Might be related to bug 755808.

Comment 1

[Jim Blandy :jimb]

This is the uninitialized newContext, noted in bug 755808 comment 6. I thought we'd fixed this...

Comment 2

[Jim Blandy :jimb]

Attachment: Bother to initialize newContext in js/src/shell/js.cpp:Evaluate.

Comment 3

[Jason Orendorff [:jorendorff]]

Comment on attachment 627519 [details] [diff] [review]
Bother to initialize newContext in js/src/shell/js.cpp:Evaluate.

Didn't see this.
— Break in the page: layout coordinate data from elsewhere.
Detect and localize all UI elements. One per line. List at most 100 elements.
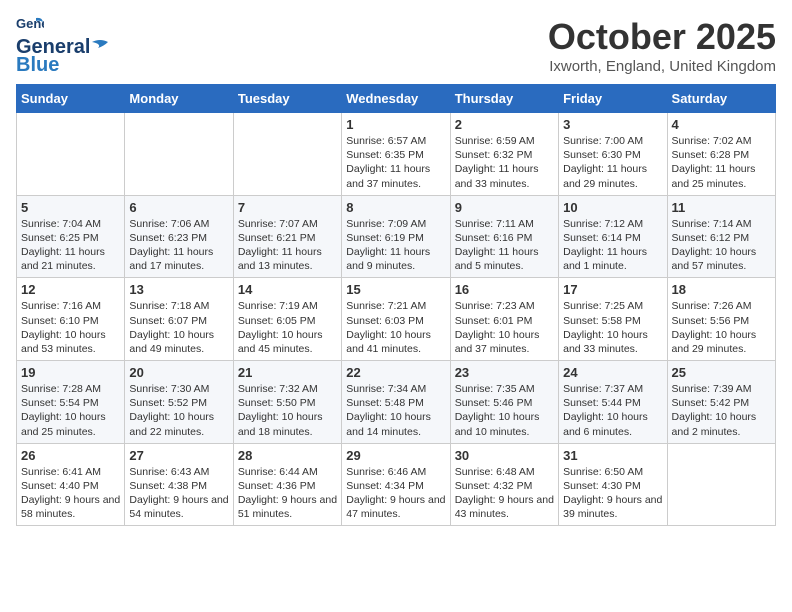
calendar-cell: 21Sunrise: 7:32 AMSunset: 5:50 PMDayligh… — [233, 361, 341, 444]
location: Ixworth, England, United Kingdom — [548, 58, 776, 75]
logo-blue: Blue — [16, 54, 114, 76]
calendar-cell — [233, 113, 341, 196]
weekday-header-saturday: Saturday — [667, 85, 775, 113]
day-info: Sunrise: 7:06 AM — [129, 217, 228, 231]
calendar-cell — [667, 443, 775, 526]
day-number: 26 — [21, 448, 120, 463]
page-header: General General Blue October 2025 Ixwort… — [16, 16, 776, 76]
day-info: Daylight: 11 hours and 21 minutes. — [21, 245, 120, 273]
day-number: 14 — [238, 282, 337, 297]
day-info: Sunrise: 7:16 AM — [21, 299, 120, 313]
weekday-header-thursday: Thursday — [450, 85, 558, 113]
logo-icon: General — [16, 16, 44, 38]
day-number: 22 — [346, 365, 445, 380]
day-info: Sunrise: 6:43 AM — [129, 465, 228, 479]
day-info: Sunset: 6:14 PM — [563, 231, 662, 245]
day-number: 8 — [346, 200, 445, 215]
day-number: 31 — [563, 448, 662, 463]
day-info: Sunrise: 7:23 AM — [455, 299, 554, 313]
day-info: Daylight: 9 hours and 43 minutes. — [455, 493, 554, 521]
day-number: 23 — [455, 365, 554, 380]
day-info: Sunset: 6:01 PM — [455, 314, 554, 328]
day-info: Sunrise: 7:26 AM — [672, 299, 771, 313]
day-info: Sunset: 6:21 PM — [238, 231, 337, 245]
calendar-cell: 8 Sunrise: 7:09 AMSunset: 6:19 PMDaylight… — [342, 195, 450, 278]
day-info: Sunrise: 6:59 AM — [455, 134, 554, 148]
day-info: Daylight: 10 hours and 45 minutes. — [238, 328, 337, 356]
day-number: 25 — [672, 365, 771, 380]
day-info: Daylight: 11 hours and 25 minutes. — [672, 162, 771, 190]
calendar-cell: 23Sunrise: 7:35 AMSunset: 5:46 PMDayligh… — [450, 361, 558, 444]
day-info: Sunset: 6:03 PM — [346, 314, 445, 328]
day-info: Sunset: 4:36 PM — [238, 479, 337, 493]
day-info: Daylight: 10 hours and 14 minutes. — [346, 410, 445, 438]
day-info: Sunrise: 7:28 AM — [21, 382, 120, 396]
calendar-week-row: 26Sunrise: 6:41 AMSunset: 4:40 PMDayligh… — [17, 443, 776, 526]
day-number: 4 — [672, 117, 771, 132]
day-info: Daylight: 9 hours and 58 minutes. — [21, 493, 120, 521]
day-info: Daylight: 9 hours and 54 minutes. — [129, 493, 228, 521]
day-info: Daylight: 11 hours and 9 minutes. — [346, 245, 445, 273]
calendar-cell: 9Sunrise: 7:11 AMSunset: 6:16 PMDaylight… — [450, 195, 558, 278]
day-info: Sunset: 6:35 PM — [346, 148, 445, 162]
calendar-cell: 16Sunrise: 7:23 AMSunset: 6:01 PMDayligh… — [450, 278, 558, 361]
calendar-week-row: 12Sunrise: 7:16 AMSunset: 6:10 PMDayligh… — [17, 278, 776, 361]
calendar-cell: 31Sunrise: 6:50 AMSunset: 4:30 PMDayligh… — [559, 443, 667, 526]
day-info: Sunset: 5:44 PM — [563, 396, 662, 410]
calendar-cell: 15Sunrise: 7:21 AMSunset: 6:03 PMDayligh… — [342, 278, 450, 361]
day-info: Daylight: 9 hours and 47 minutes. — [346, 493, 445, 521]
day-info: Daylight: 10 hours and 37 minutes. — [455, 328, 554, 356]
calendar-cell: 2Sunrise: 6:59 AMSunset: 6:32 PMDaylight… — [450, 113, 558, 196]
day-info: Sunrise: 7:07 AM — [238, 217, 337, 231]
day-info: Sunset: 6:25 PM — [21, 231, 120, 245]
day-info: Sunset: 4:32 PM — [455, 479, 554, 493]
calendar-cell: 20Sunrise: 7:30 AMSunset: 5:52 PMDayligh… — [125, 361, 233, 444]
weekday-header-friday: Friday — [559, 85, 667, 113]
day-number: 29 — [346, 448, 445, 463]
calendar-cell: 17Sunrise: 7:25 AMSunset: 5:58 PMDayligh… — [559, 278, 667, 361]
day-number: 1 — [346, 117, 445, 132]
month-title: October 2025 — [548, 16, 776, 58]
calendar-cell: 22Sunrise: 7:34 AMSunset: 5:48 PMDayligh… — [342, 361, 450, 444]
calendar-cell: 12Sunrise: 7:16 AMSunset: 6:10 PMDayligh… — [17, 278, 125, 361]
day-info: Sunrise: 6:41 AM — [21, 465, 120, 479]
day-info: Daylight: 10 hours and 18 minutes. — [238, 410, 337, 438]
day-number: 11 — [672, 200, 771, 215]
day-info: Sunset: 6:16 PM — [455, 231, 554, 245]
calendar-cell: 25Sunrise: 7:39 AMSunset: 5:42 PMDayligh… — [667, 361, 775, 444]
day-info: Sunset: 5:42 PM — [672, 396, 771, 410]
day-info: Sunrise: 7:21 AM — [346, 299, 445, 313]
day-number: 9 — [455, 200, 554, 215]
day-info: Daylight: 10 hours and 10 minutes. — [455, 410, 554, 438]
calendar-week-row: 19Sunrise: 7:28 AMSunset: 5:54 PMDayligh… — [17, 361, 776, 444]
day-number: 19 — [21, 365, 120, 380]
calendar-cell: 30Sunrise: 6:48 AMSunset: 4:32 PMDayligh… — [450, 443, 558, 526]
calendar-week-row: 5Sunrise: 7:04 AMSunset: 6:25 PMDaylight… — [17, 195, 776, 278]
day-info: Sunrise: 7:34 AM — [346, 382, 445, 396]
day-info: Sunrise: 7:19 AM — [238, 299, 337, 313]
day-info: Sunrise: 7:09 AM — [346, 217, 445, 231]
calendar-cell: 11Sunrise: 7:14 AMSunset: 6:12 PMDayligh… — [667, 195, 775, 278]
day-info: Sunset: 6:32 PM — [455, 148, 554, 162]
day-info: Sunset: 6:12 PM — [672, 231, 771, 245]
calendar-cell: 6Sunrise: 7:06 AMSunset: 6:23 PMDaylight… — [125, 195, 233, 278]
day-number: 18 — [672, 282, 771, 297]
day-info: Sunrise: 7:12 AM — [563, 217, 662, 231]
day-info: Sunrise: 7:04 AM — [21, 217, 120, 231]
day-info: Sunrise: 7:02 AM — [672, 134, 771, 148]
day-info: Sunset: 6:19 PM — [346, 231, 445, 245]
calendar-cell — [17, 113, 125, 196]
day-info: Daylight: 11 hours and 33 minutes. — [455, 162, 554, 190]
day-info: Daylight: 9 hours and 51 minutes. — [238, 493, 337, 521]
day-info: Sunset: 6:05 PM — [238, 314, 337, 328]
calendar-cell: 4Sunrise: 7:02 AMSunset: 6:28 PMDaylight… — [667, 113, 775, 196]
day-info: Sunrise: 7:39 AM — [672, 382, 771, 396]
calendar-cell: 27Sunrise: 6:43 AMSunset: 4:38 PMDayligh… — [125, 443, 233, 526]
day-info: Daylight: 10 hours and 53 minutes. — [21, 328, 120, 356]
day-info: Sunrise: 7:11 AM — [455, 217, 554, 231]
calendar-cell: 26Sunrise: 6:41 AMSunset: 4:40 PMDayligh… — [17, 443, 125, 526]
calendar-cell: 28Sunrise: 6:44 AMSunset: 4:36 PMDayligh… — [233, 443, 341, 526]
day-number: 10 — [563, 200, 662, 215]
day-info: Sunset: 6:10 PM — [21, 314, 120, 328]
day-info: Daylight: 10 hours and 22 minutes. — [129, 410, 228, 438]
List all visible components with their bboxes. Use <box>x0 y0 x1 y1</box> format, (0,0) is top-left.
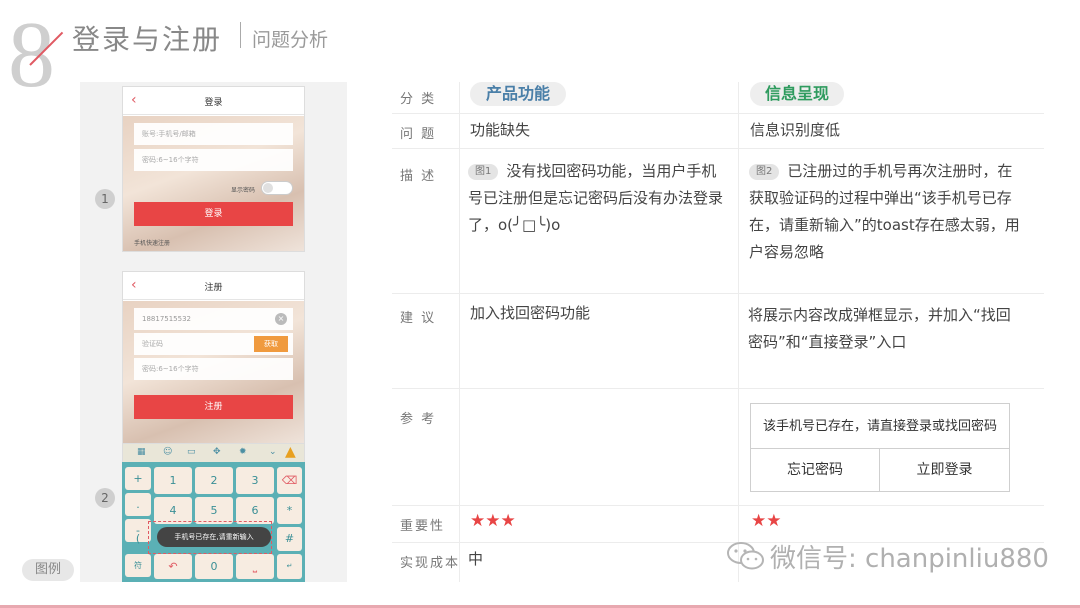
label-suggestion: 建 议 <box>400 311 437 326</box>
table-row-divider <box>392 113 1044 114</box>
page-title: 登录与注册 <box>72 23 223 56</box>
importance-stars-col2: ★★ <box>751 511 782 531</box>
register-header: ‹ 注册 <box>123 272 304 300</box>
key-4[interactable]: 4 <box>154 497 192 524</box>
forgot-password-button[interactable]: 忘记密码 <box>751 449 880 492</box>
key-hash[interactable]: # <box>277 527 302 551</box>
figure-tag-1: 图1 <box>468 164 499 180</box>
key-1[interactable]: 1 <box>154 467 192 494</box>
table-row-divider <box>392 148 1044 149</box>
warning-icon: ▲ <box>285 444 296 460</box>
description-col2-text: 已注册过的手机号再次注册时，在获取验证码的过程中弹出“该手机号已存在，请重新输入… <box>749 162 1020 261</box>
wechat-icon <box>727 542 764 570</box>
register-body: 18817515532 × 验证码 获取 密码:6~16个字符 注册 <box>123 301 304 443</box>
key-dot[interactable]: . <box>125 493 151 516</box>
page-subtitle: 问题分析 <box>252 29 329 51</box>
register-title: 注册 <box>204 283 223 293</box>
settings-icon[interactable]: ✹ <box>239 447 247 457</box>
show-password-label: 显示密码 <box>231 187 256 194</box>
register-screen-mock: ‹ 注册 18817515532 × 验证码 获取 密码:6~16个字符 注册 <box>122 271 305 444</box>
clipboard-icon[interactable]: ▦ <box>137 447 146 457</box>
login-now-button[interactable]: 立即登录 <box>880 449 1009 492</box>
table-row-divider <box>392 505 1044 506</box>
password-input[interactable]: 密码:6~16个字符 <box>134 149 293 171</box>
login-title: 登录 <box>204 98 223 108</box>
watermark-text: 微信号: chanpinliu880 <box>770 544 1049 574</box>
step-number-2: 2 <box>95 488 115 508</box>
description-col1-text: 没有找回密码功能，当用户手机号已注册但是忘记密码后没有办法登录了，o(╯□╰)o <box>468 162 724 234</box>
emoji-icon[interactable]: ☺ <box>163 447 172 457</box>
figure-label: 图例 <box>22 559 74 581</box>
register-password-input[interactable]: 密码:6~16个字符 <box>134 358 293 380</box>
category-pill-product: 产品功能 <box>470 82 566 106</box>
table-col-divider-1 <box>459 82 460 582</box>
figure-tag-2: 图2 <box>749 164 780 180</box>
table-row-divider <box>392 293 1044 294</box>
cursor-icon[interactable]: ✥ <box>213 447 221 457</box>
key-5[interactable]: 5 <box>195 497 233 524</box>
description-col1: 图1 没有找回密码功能，当用户手机号已注册但是忘记密码后没有办法登录了，o(╯□╰… <box>468 158 730 239</box>
toggle-knob <box>263 183 273 193</box>
key-symbol[interactable]: 符 <box>125 554 151 577</box>
key-6[interactable]: 6 <box>236 497 274 524</box>
login-screen-mock: ‹ 登录 账号:手机号/邮箱 密码:6~16个字符 显示密码 登录 手机快速注册 <box>122 86 305 252</box>
show-password-toggle[interactable] <box>261 181 293 195</box>
key-3[interactable]: 3 <box>236 467 274 494</box>
step-number-1: 1 <box>95 189 115 209</box>
title-divider <box>240 22 241 48</box>
label-importance: 重要性 <box>400 519 446 534</box>
return-icon[interactable]: ↶ <box>154 554 192 579</box>
importance-stars-col1: ★★★ <box>470 511 516 531</box>
label-problem: 问 题 <box>400 127 437 142</box>
keyboard-toolbar: ▦ ☺ ▭ ✥ ✹ ⌄ ▲ <box>122 444 305 462</box>
reference-dialog-mock: 该手机号已存在，请直接登录或找回密码 忘记密码 立即登录 <box>750 403 1010 492</box>
category-pill-info: 信息呈现 <box>750 82 844 106</box>
problem-col2: 信息识别度低 <box>750 121 841 139</box>
toast-message: 手机号已存在,请重新输入 <box>157 527 271 547</box>
login-header: ‹ 登录 <box>123 87 304 115</box>
label-category: 分 类 <box>400 92 437 107</box>
login-body: 账号:手机号/邮箱 密码:6~16个字符 显示密码 登录 手机快速注册 <box>123 116 304 251</box>
cost-col1: 中 <box>468 550 484 568</box>
description-col2: 图2 已注册过的手机号再次注册时，在获取验证码的过程中弹出“该手机号已存在，请重新… <box>749 158 1027 266</box>
dialog-message: 该手机号已存在，请直接登录或找回密码 <box>751 404 1009 449</box>
key-2[interactable]: 2 <box>195 467 233 494</box>
get-code-button[interactable]: 获取 <box>254 336 288 352</box>
quick-register-link[interactable]: 手机快速注册 <box>134 238 170 247</box>
key-0[interactable]: 0 <box>195 554 233 579</box>
table-row-divider <box>392 388 1044 389</box>
login-button[interactable]: 登录 <box>134 202 293 226</box>
label-cost: 实现成本 <box>400 556 461 571</box>
keyboard-icon[interactable]: ▭ <box>187 447 196 457</box>
chevron-down-icon[interactable]: ⌄ <box>269 447 277 457</box>
table-col-divider-2 <box>738 82 739 582</box>
label-reference: 参 考 <box>400 412 437 427</box>
key-plus[interactable]: + <box>125 467 151 490</box>
section-number: 8 <box>8 3 55 107</box>
suggestion-col2: 将展示内容改成弹框显示，并加入“找回密码”和“直接登录”入口 <box>748 306 1011 351</box>
label-description: 描 述 <box>400 169 437 184</box>
register-button[interactable]: 注册 <box>134 395 293 419</box>
account-input[interactable]: 账号:手机号/邮箱 <box>134 123 293 145</box>
clear-icon[interactable]: × <box>275 313 287 325</box>
suggestion-col1: 加入找回密码功能 <box>470 304 591 322</box>
backspace-icon[interactable]: ⌫ <box>277 467 302 494</box>
space-icon[interactable]: ⎵ <box>236 554 274 579</box>
key-star[interactable]: * <box>277 497 302 524</box>
enter-icon[interactable]: ↵ <box>277 554 302 579</box>
problem-col1: 功能缺失 <box>470 121 531 139</box>
phone-input[interactable]: 18817515532 <box>134 308 293 330</box>
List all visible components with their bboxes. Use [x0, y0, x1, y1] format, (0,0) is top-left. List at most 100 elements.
I just pushed effectively the same patch as:
https://hg.mozilla.org/integration/mozilla-inbound/rev/732355e3de2a

Comment 4

[Gary Kwong [:gkw] [:nth10sd] (NOT official MoCo now)]

Marking RESOLVED FIXED by follow-up patch above (and also in bug 755808 comment 9).